В этом вопросе, как и в любом другом, помочь может только тщательное следование фактам. Что бросается в глаза, если взглянуть на эволюцию какой-либо из современных «великих наций»? Одна общая черта: то, что в какой-то момент казалось национальной принадлежностью, в следующий момент оказывается отвергнутым. Сначала нацией кажется племя, а не-нацией — соседнее племя. Потом это союз двух племен, еще позже — нескольких, и вскоре это уже целое графство, или герцогство, или «королевство». Это Леон, но не Кастилия; потом Леон и Кастилия, но не Арагон. Всегда налицо два начала: одно изменчивое и вечно преодолеваемое — племя, союз племен, герцогство, «королевство», с их языками или диалектами, второе — постоянное, которое беспрепятственно пересекает все эти рубежи и домогается такой общности, какая прежде выглядела своей полной противоположностью.
Филологи — к ним я отношу всех, кто претендует сегодня считаться «историком» — упиваются прописными истинами, исходя из того, чем являются сейчас, в этот краткий миг, эти два или три века европейские нации, и полагая, что Верцингеториксу или Сиду Кампеадору грезилась Франция от Сен-Мало до Страсбурга — и ни пядью меньше — или Гишпания от Финистерре до Гибралтара. Эти филологи, как наивные драматурги, почти всех своих героев исправно шлют на Тридцатилетнюю войну. Чтобы растолковать, как получились Испания и Франция, они предполагают, что задолго до того Испания и Франция уже стали едиными в недрах испанских и французских душ. Как будто испанцы и французы появились раньше, чем Испания и Франция! Как будто, чтобы выковать испанца и француза, не потребовался двухтысячелетний труд!
Истина в том, что современные нации выражают собой лишь упомянутое изменчивое начало, обреченное на преодоление. Сегодня это начало — не общность языка или крови, поскольку такая общность в Испании и Франции была результатом, а не причиной государственного объединения; сегодня это начало — «естественные границы».
Дипломату в его фехтовальном искусстве простительно применять понятие естественной фаницы как ultima ratio своих обоснований. Но историку не следует отстаивать его, как последний редут. Он не последний и даже не такой уж важный.
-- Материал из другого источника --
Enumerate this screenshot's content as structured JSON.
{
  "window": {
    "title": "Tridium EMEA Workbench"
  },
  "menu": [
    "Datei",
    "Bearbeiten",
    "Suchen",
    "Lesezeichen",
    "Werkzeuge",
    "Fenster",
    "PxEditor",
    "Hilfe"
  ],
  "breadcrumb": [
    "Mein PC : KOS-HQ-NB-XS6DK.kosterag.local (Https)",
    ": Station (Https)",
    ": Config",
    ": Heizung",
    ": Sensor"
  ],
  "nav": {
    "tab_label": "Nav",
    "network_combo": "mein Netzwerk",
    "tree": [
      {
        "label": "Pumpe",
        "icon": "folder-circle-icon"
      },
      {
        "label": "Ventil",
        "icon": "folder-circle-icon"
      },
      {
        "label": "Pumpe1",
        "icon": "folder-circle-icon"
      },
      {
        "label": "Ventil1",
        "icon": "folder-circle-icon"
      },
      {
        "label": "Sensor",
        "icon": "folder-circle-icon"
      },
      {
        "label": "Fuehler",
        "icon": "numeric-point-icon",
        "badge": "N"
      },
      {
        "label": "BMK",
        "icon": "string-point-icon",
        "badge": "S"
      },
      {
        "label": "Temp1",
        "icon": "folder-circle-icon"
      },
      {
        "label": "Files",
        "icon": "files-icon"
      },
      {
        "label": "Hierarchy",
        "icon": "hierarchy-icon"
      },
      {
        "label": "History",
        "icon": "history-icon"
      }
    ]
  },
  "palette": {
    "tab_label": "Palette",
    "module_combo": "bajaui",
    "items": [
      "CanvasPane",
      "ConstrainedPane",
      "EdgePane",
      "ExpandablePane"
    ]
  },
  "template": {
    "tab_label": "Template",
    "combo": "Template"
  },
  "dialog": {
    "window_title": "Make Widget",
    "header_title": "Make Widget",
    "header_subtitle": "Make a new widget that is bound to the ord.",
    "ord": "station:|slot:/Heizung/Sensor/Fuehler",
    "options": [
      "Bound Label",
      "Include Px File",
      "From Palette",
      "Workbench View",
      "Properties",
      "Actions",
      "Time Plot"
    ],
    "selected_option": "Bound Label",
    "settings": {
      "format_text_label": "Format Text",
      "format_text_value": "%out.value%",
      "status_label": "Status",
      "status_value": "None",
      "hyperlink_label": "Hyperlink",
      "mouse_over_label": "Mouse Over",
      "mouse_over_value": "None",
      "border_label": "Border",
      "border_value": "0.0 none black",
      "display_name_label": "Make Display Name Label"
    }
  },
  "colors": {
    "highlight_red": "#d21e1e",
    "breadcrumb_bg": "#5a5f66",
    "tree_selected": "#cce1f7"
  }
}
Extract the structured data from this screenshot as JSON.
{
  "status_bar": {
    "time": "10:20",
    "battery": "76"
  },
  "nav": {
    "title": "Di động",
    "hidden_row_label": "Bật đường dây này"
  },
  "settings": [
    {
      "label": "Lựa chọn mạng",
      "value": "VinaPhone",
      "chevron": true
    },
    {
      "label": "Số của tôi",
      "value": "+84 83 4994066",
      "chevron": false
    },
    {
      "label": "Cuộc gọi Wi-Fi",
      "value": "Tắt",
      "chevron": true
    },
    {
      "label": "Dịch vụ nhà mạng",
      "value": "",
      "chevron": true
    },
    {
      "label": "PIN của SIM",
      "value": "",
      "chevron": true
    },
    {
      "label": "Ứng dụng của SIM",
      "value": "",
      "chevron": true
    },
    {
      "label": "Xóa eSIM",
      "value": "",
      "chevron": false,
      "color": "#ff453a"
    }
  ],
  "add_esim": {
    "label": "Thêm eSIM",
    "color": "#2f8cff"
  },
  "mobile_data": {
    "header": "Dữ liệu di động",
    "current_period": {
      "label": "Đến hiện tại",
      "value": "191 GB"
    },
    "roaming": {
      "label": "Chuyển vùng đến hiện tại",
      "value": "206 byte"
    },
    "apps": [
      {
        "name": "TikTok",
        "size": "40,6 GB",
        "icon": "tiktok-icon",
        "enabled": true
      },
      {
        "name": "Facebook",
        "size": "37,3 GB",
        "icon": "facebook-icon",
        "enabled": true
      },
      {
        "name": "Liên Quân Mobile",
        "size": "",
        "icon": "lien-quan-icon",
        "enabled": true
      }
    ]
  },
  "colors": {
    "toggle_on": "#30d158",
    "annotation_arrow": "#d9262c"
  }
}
Надо помнить, как именно поставлен вопрос. Следует выяснить, что же такое «национальное государство» — то, которое мы привычно отождествляем с нацией, — сравнительно с другими типами государств, такими, как город-государство или другая крайность — империя, основанная Августом[82]. Сформулируем вопрос еще точней и отчетливей: какая сила сделала реальным то существование миллионов людей под эгидой общественной власти, которое зовется Францией, Англией, Испанией, Италией или Германией? Она не была изначальной общностью крови, так как любой из этих людских массивов орошен самой разноплеменной кровью. Не была она и языковой общностью, так как люди, спаянные сегодня в государство, говорили, а иные и по сей день говорят на разных языках. Относительная общность языка и крови, которой сегодня гордятся — полагая, что стоит гордиться, — позднейший результат объединения политического. Следовательно, не кровь и язык создают национальное государство — наоборот, это оно уравнивает состав крови и артикуляцию звуков, И так было всегда. Крайне редко государство совпадало, если вообще совпадало, с изначальной общностью крови и языка. Испания сегодня национальное государство не потому, что все в ней говорят по-испански[83], как и Арагон и Каталония были государствами не потому, что в один прекрасный день, удачно выбранный, их территориальные границы совпали с языковыми. Признавая всю ту казуистику, с которой сталкивает нас любая действительность, ближе к истине было бы предположение, что всякое языковое единство отстоялось в результате предварительного политического слияния[84]. Государство всегда было великим толмачом.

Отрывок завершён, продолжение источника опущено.